Police have chosen the Skoda Superb as their new front-line vehicle.
The move to a new vehicle was prompted by Holden owner General Motors announcing it was pulling Holden out of the Australasian market.
Police said they received submissions for 27 vehicles from seven suppliers for the testing for a new primary response car.
Two Skoda Superb models stood out as ideal cars, and police said the first batch were expected to hit the roads in April 2021.
Patrol vehicles in the existing fleet would be replaced when they reached the end of their useful life, at a rate of around 400 per year.
Police have more than 2000 primary response vehicles in action.
Police will be using station wagons as they offer greater flexibility for deployment and were the preferred body type.
Police commissioner Andrew Coster said the new vehicles would help reduce the police fleet's carbon footprint.
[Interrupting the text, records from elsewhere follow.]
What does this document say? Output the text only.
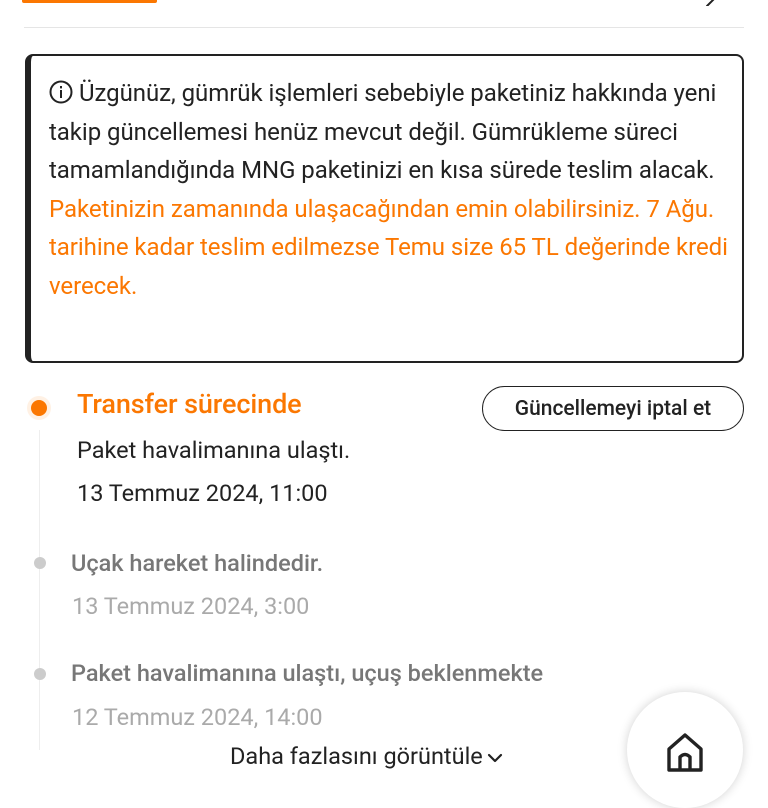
Üzgünüz, gümrük işlemleri sebebiyle paketiniz hakkında yeni takip güncellemesi henüz mevcut değil. Gümrükleme süreci tamamlandığında MNG paketinizi en kısa sürede teslim alacak. Paketinizin zamanında ulaşacağından emin olabilirsiniz. 7 Ağu. tarihine kadar teslim edilmezse Temu size 65 TL değerinde kredi verecek.
Transfer sürecinde
Paket havalimanına ulaştı.
13 Temmuz 2024, 11:00
Güncellemeyi iptal et
Uçak hareket halindedir.
13 Temmuz 2024, 3:00
Paket havalimanına ulaştı, uçuş beklenmekte
12 Temmuz 2024, 14:00
Daha fazlasını görüntüle
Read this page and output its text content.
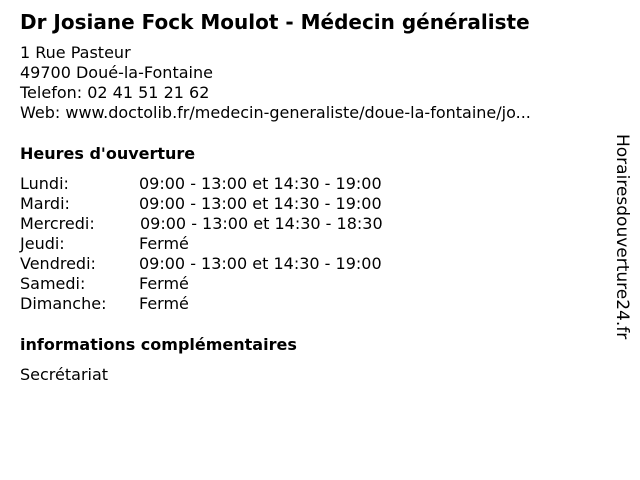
Dr Josiane Fock Moulot - Médecin généraliste
1 Rue Pasteur
49700 Doué-la-Fontaine
Telefon: 02 41 51 21 62
Web: www.doctolib.fr/medecin-generaliste/doue-la-fontaine/jo...
Heures d'ouverture
Lundi:	09:00 - 13:00 et 14:30 - 19:00
Mardi:	09:00 - 13:00 et 14:30 - 19:00
Mercredi:	09:00 - 13:00 et 14:30 - 18:30
Jeudi:	Fermé
Vendredi:	09:00 - 13:00 et 14:30 - 19:00
Samedi:	Fermé
Dimanche: Fermé
informations complémentaires
Secrétariat
Horairesdouverture24.fr
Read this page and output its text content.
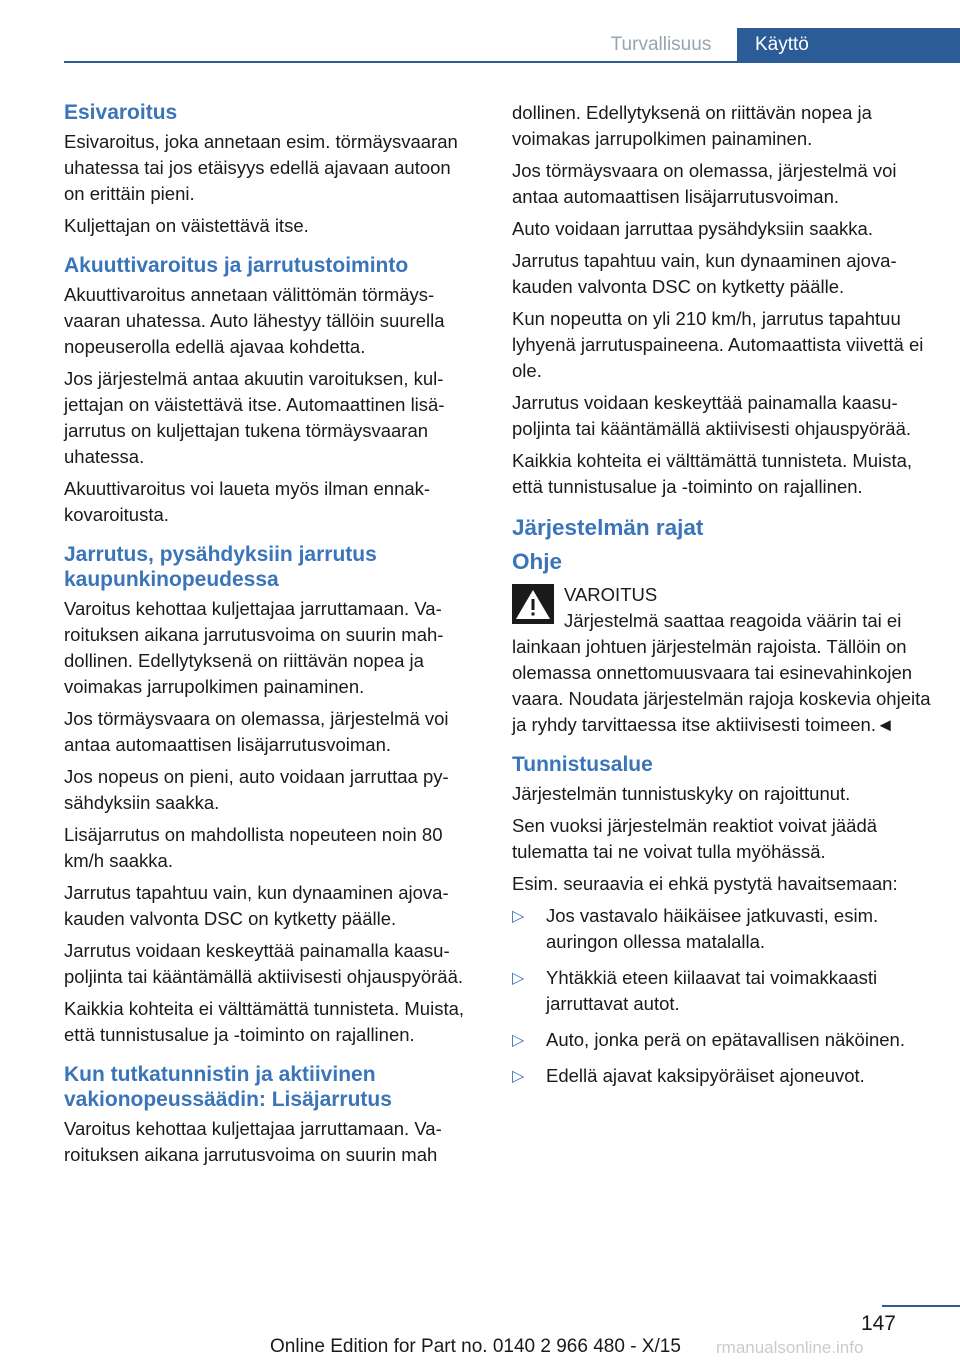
Turvallisuus	Käyttö
Esivaroitus

Esivaroitus, joka annetaan esim. törmäysvaaran uhatessa tai jos etäisyys edellä ajavaan autoon on erittäin pieni.

Kuljettajan on väistettävä itse.

Akuuttivaroitus ja jarrutustoiminto

Akuuttivaroitus annetaan välittömän törmäysvaaran uhatessa. Auto lähestyy tällöin suurella nopeuserolla edellä ajavaa kohdetta.

Jos järjestelmä antaa akuutin varoituksen, kuljettajan on väistettävä itse. Automaattinen lisäjarrutus on kuljettajan tukena törmäysvaaran uhatessa.

Akuuttivaroitus voi laueta myös ilman ennakkovaroitusta.

Jarrutus, pysähdyksiin jarrutus kaupunkinopeudessa

Varoitus kehottaa kuljettajaa jarruttamaan. Varoituksen aikana jarrutusvoima on suurin mahdollinen. Edellytyksenä on riittävän nopea ja voimakas jarrupolkimen painaminen.

Jos törmäysvaara on olemassa, järjestelmä voi antaa automaattisen lisäjarrutusvoiman.

Jos nopeus on pieni, auto voidaan jarruttaa pysähdyksiin saakka.

Lisäjarrutus on mahdollista nopeuteen noin 80 km/h saakka.

Jarrutus tapahtuu vain, kun dynaaminen ajovakauden valvonta DSC on kytketty päälle.

Jarrutus voidaan keskeyttää painamalla kaasupoljinta tai kääntämällä aktiivisesti ohjauspyörää.

Kaikkia kohteita ei välttämättä tunnisteta. Muista, että tunnistusalue ja -toiminto on rajallinen.

Kun tutkatunnistin ja aktiivinen vakionopeussäädin: Lisäjarrutus

Varoitus kehottaa kuljettajaa jarruttamaan. Varoituksen aikana jarrutusvoima on suurin mah

dollinen. Edellytyksenä on riittävän nopea ja voimakas jarrupolkimen painaminen.

Jos törmäysvaara on olemassa, järjestelmä voi antaa automaattisen lisäjarrutusvoiman.

Auto voidaan jarruttaa pysähdyksiin saakka.

Jarrutus tapahtuu vain, kun dynaaminen ajovakauden valvonta DSC on kytketty päälle.

Kun nopeutta on yli 210 km/h, jarrutus tapahtuu lyhyenä jarrutuspaineena. Automaattista viivettä ei ole.

Jarrutus voidaan keskeyttää painamalla kaasupoljinta tai kääntämällä aktiivisesti ohjauspyörää.

Kaikkia kohteita ei välttämättä tunnisteta. Muista, että tunnistusalue ja -toiminto on rajallinen.

Järjestelmän rajat
Ohje
VAROITUS
Järjestelmä saattaa reagoida väärin tai ei
lainkaan johtuen järjestelmän rajoista. Tällöin on olemassa onnettomuusvaara tai esinevahinkojen vaara. Noudata järjestelmän rajoja koskevia ohjeita ja ryhdy tarvittaessa itse aktiivisesti toimeen.◄
Tunnistusalue

Järjestelmän tunnistuskyky on rajoittunut.

Sen vuoksi järjestelmän reaktiot voivat jäädä tulematta tai ne voivat tulla myöhässä.

Esim. seuraavia ei ehkä pystytä havaitsemaan:

▷ Jos vastavalo häikäisee jatkuvasti, esim. auringon ollessa matalalla.
▷ Yhtäkkiä eteen kiilaavat tai voimakkaasti jarruttavat autot.
▷ Auto, jonka perä on epätavallisen näköinen.
▷ Edellä ajavat kaksipyöräiset ajoneuvot.
147
Online Edition for Part no. 0140 2 966 480 - X/15 rmanualsonline.info
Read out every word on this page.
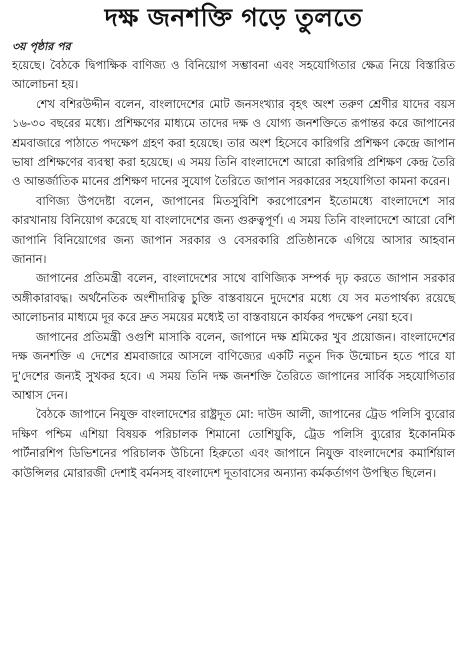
দক্ষ জনশক্তি গড়ে তুলতে
৩য় পৃষ্ঠার পর

হয়েছে। বৈঠকে দ্বিপাক্ষিক বাণিজ্য ও বিনিয়োগ সম্ভাবনা এবং সহযোগিতার ক্ষেত্র নিয়ে বিস্তারিত আলোচনা হয়।

শেখ বশিরউদ্দীন বলেন, বাংলাদেশের মোট জনসংখ্যার বৃহৎ অংশ তরুণ শ্রেণীর যাদের বয়স ১৬-৩০ বছরের মধ্যে। প্রশিক্ষণের মাধ্যমে তাদের দক্ষ ও যোগ্য জনশক্তিতে রূপান্তর করে জাপানের শ্রমবাজারে পাঠাতে পদক্ষেপ গ্রহণ করা হয়েছে। তার অংশ হিসেবে কারিগরি প্রশিক্ষণ কেন্দ্রে জাপান ভাষা প্রশিক্ষণের ব্যবস্থা করা হয়েছে। এ সময় তিনি বাংলাদেশে আরো কারিগরি প্রশিক্ষণ কেন্দ্র তৈরি ও আন্তর্জাতিক মানের প্রশিক্ষণ দানের সুযোগ তৈরিতে জাপান সরকারের সহযোগিতা কামনা করেন।

বাণিজ্য উপদেষ্টা বলেন, জাপানের মিতসুবিশি করপোরেশন ইতোমধ্যে বাংলাদেশে সার কারখানায় বিনিয়োগ করেছে যা বাংলাদেশের জন্য গুরুত্বপূর্ণ। এ সময় তিনি বাংলাদেশে আরো বেশি জাপানি বিনিয়োগের জন্য জাপান সরকার ও বেসরকারি প্রতিষ্ঠানকে এগিয়ে আসার আহবান জানান।

জাপানের প্রতিমন্ত্রী বলেন, বাংলাদেশের সাথে বাণিজ্যিক সম্পর্ক দৃঢ় করতে জাপান সরকার অঙ্গীকারাবদ্ধ। অর্থনৈতিক অংশীদারিত্ব চুক্তি বাস্তবায়নে দুদেশের মধ্যে যে সব মতপার্থক্য রয়েছে আলোচনার মাধ্যমে দূর করে দ্রুত সময়ের মধ্যেই তা বাস্তবায়নে কার্যকর পদক্ষেপ নেয়া হবে।

জাপানের প্রতিমন্ত্রী ওগুশি মাসাকি বলেন, জাপানে দক্ষ শ্রমিকের খুব প্রয়োজন। বাংলাদেশের দক্ষ জনশক্তি এ দেশের শ্রমবাজারে আসলে বাণিজ্যের একটি নতুন দিক উন্মোচন হতে পারে যা দু'দেশের জন্যই সুখকর হবে। এ সময় তিনি দক্ষ জনশক্তি তৈরিতে জাপানের সার্বিক সহযোগিতার আশ্বাস দেন।

বৈঠকে জাপানে নিযুক্ত বাংলাদেশের রাষ্ট্রদূত মো: দাউদ আলী, জাপানের ট্রেড পলিসি ব্যুরোর দক্ষিণ পশ্চিম এশিয়া বিষয়ক পরিচালক শিমানো তোশিয়ুকি, ট্রেড পলিসি ব্যুরোর ইকোনমিক পার্টনারশিপ ডিভিশনের পরিচালক উচিনো হিরুতো এবং জাপানে নিযুক্ত বাংলাদেশের কমার্শিয়াল কাউন্সিলর মোরারজী দেশাই বর্মনসহ বাংলাদেশ দূতাবাসের অন্যান্য কর্মকর্তাগণ উপস্থিত ছিলেন।
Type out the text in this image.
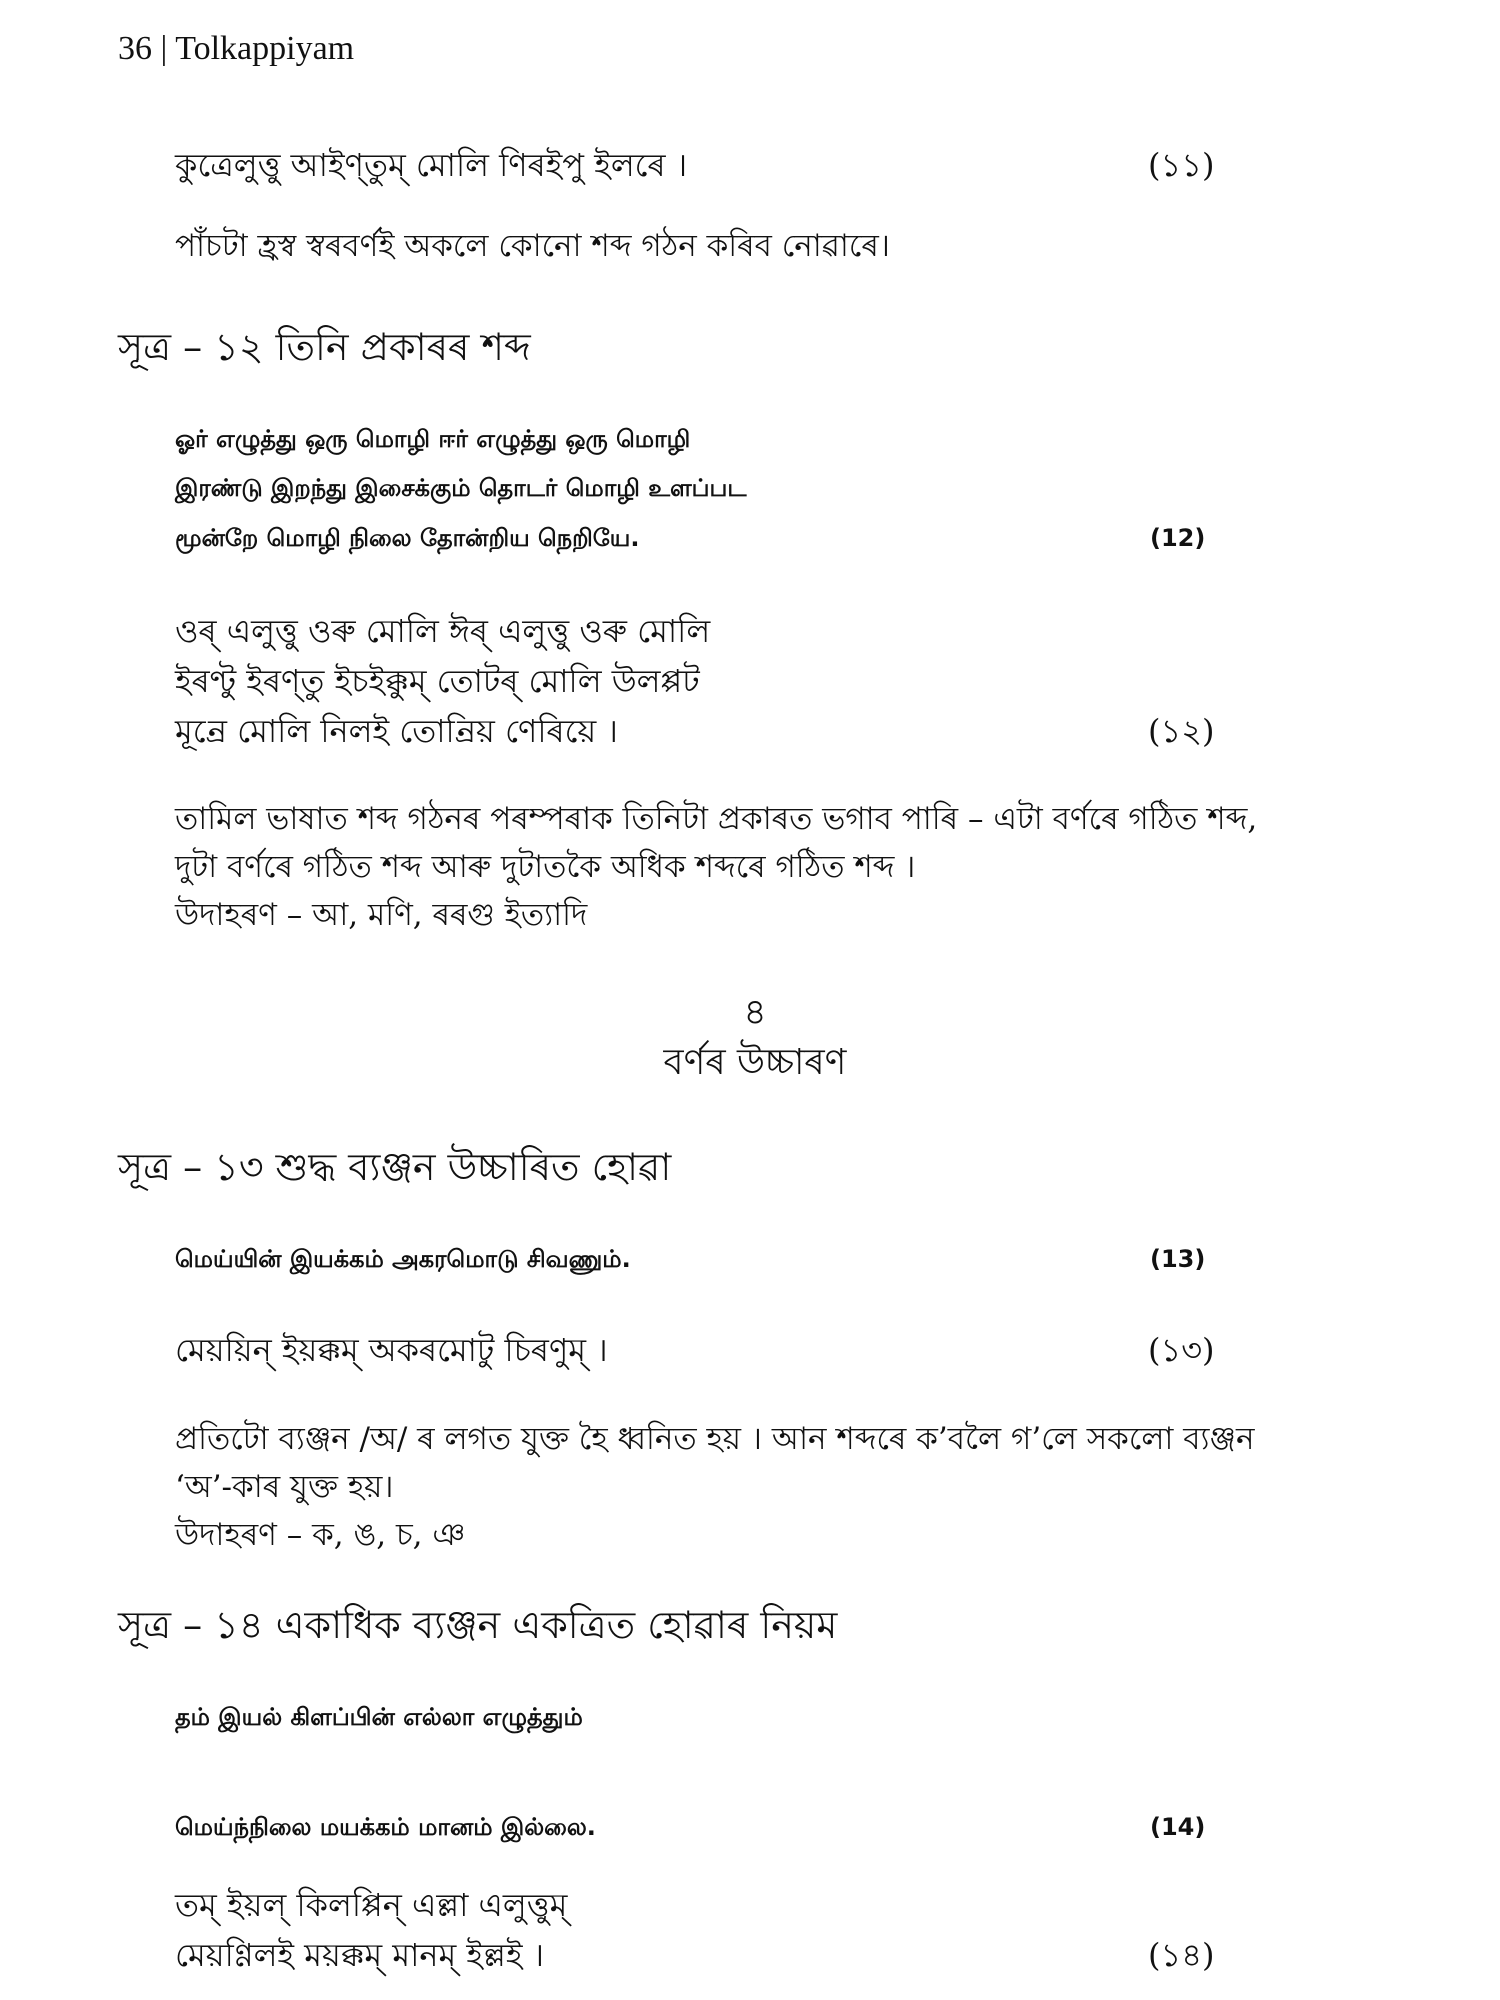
36 | Tolkappiyam
কুত্ৰেলুত্তু আইণ্তুম্ মোলি ণিৰইপু ইলৰে ।	(১১)
পাঁচটা হ্ৰস্ব স্বৰবৰ্ণই অকলে কোনো শব্দ গঠন কৰিব নোৱাৰে।
সূত্ৰ – ১২ তিনি প্ৰকাৰৰ শব্দ
ஓர் எழுத்து ஒரு மொழி ஈர் எழுத்து ஒரு மொழி
இரண்டு இறந்து இசைக்கும் தொடர் மொழி உளப்பட
மூன்றே மொழி நிலை தோன்றிய நெறியே.	(12)
ওৰ্ এলুত্তু ওৰু মোলি ঈৰ্ এলুত্তু ওৰু মোলি
ইৰণ্টু ইৰণ্তু ইচইক্কুম্ তোটৰ্ মোলি উলপ্পট
মূন্ৰে মোলি নিলই তোন্ৰিয় ণেৰিয়ে ।	(১২)
তামিল ভাষাত শব্দ গঠনৰ পৰম্পৰাক তিনিটা প্ৰকাৰত ভগাব পাৰি – এটা বৰ্ণৰে গঠিত শব্দ,
দুটা বৰ্ণৰে গঠিত শব্দ আৰু দুটাতকৈ অধিক শব্দৰে গঠিত শব্দ ।
উদাহৰণ – আ, মণি, ৰৰগু ইত্যাদি
৪
বৰ্ণৰ উচ্চাৰণ
সূত্ৰ – ১৩ শুদ্ধ ব্যঞ্জন উচ্চাৰিত হোৱা
மெய்யின் இயக்கம் அகரமொடு சிவணும்.	(13)
মেয়য়িন্ ইয়ক্কম্ অকৰমোটু চিৰণুম্ ।	(১৩)
প্ৰতিটো ব্যঞ্জন /অ/ ৰ লগত যুক্ত হৈ ধ্বনিত হয় । আন শব্দৰে ক’বলৈ গ’লে সকলো ব্যঞ্জন
‘অ’-কাৰ যুক্ত হয়।
উদাহৰণ – ক, ঙ, চ, ঞ
সূত্ৰ – ১৪ একাধিক ব্যঞ্জন একত্ৰিত হোৱাৰ নিয়ম
தம் இயல் கிளப்பின் எல்லா எழுத்தும்
மெய்ந்நிலை மயக்கம் மானம் இல்லை.	(14)
তম্ ইয়ল্ কিলপ্পিন্ এল্লা এলুত্তুম্
মেয়ণ্ণিলই ময়ক্কম্ মানম্ ইল্লই ।	(১৪)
"When compared to our current fleet, CO2 emissions per kilometre could be reduced by up to 38.6 percent per vehicle, depending on what is being replaced," he said.
What will happen to the Holdens?
Police cars are considered for replacement at an average age of six to seven years - or once they reach 120,000km, whichever comes first.
Holden will still be able to service police vehicles for 10 years, but if a Holden agent isn't available, they'll keep the cars serviced while they are still in the fleet.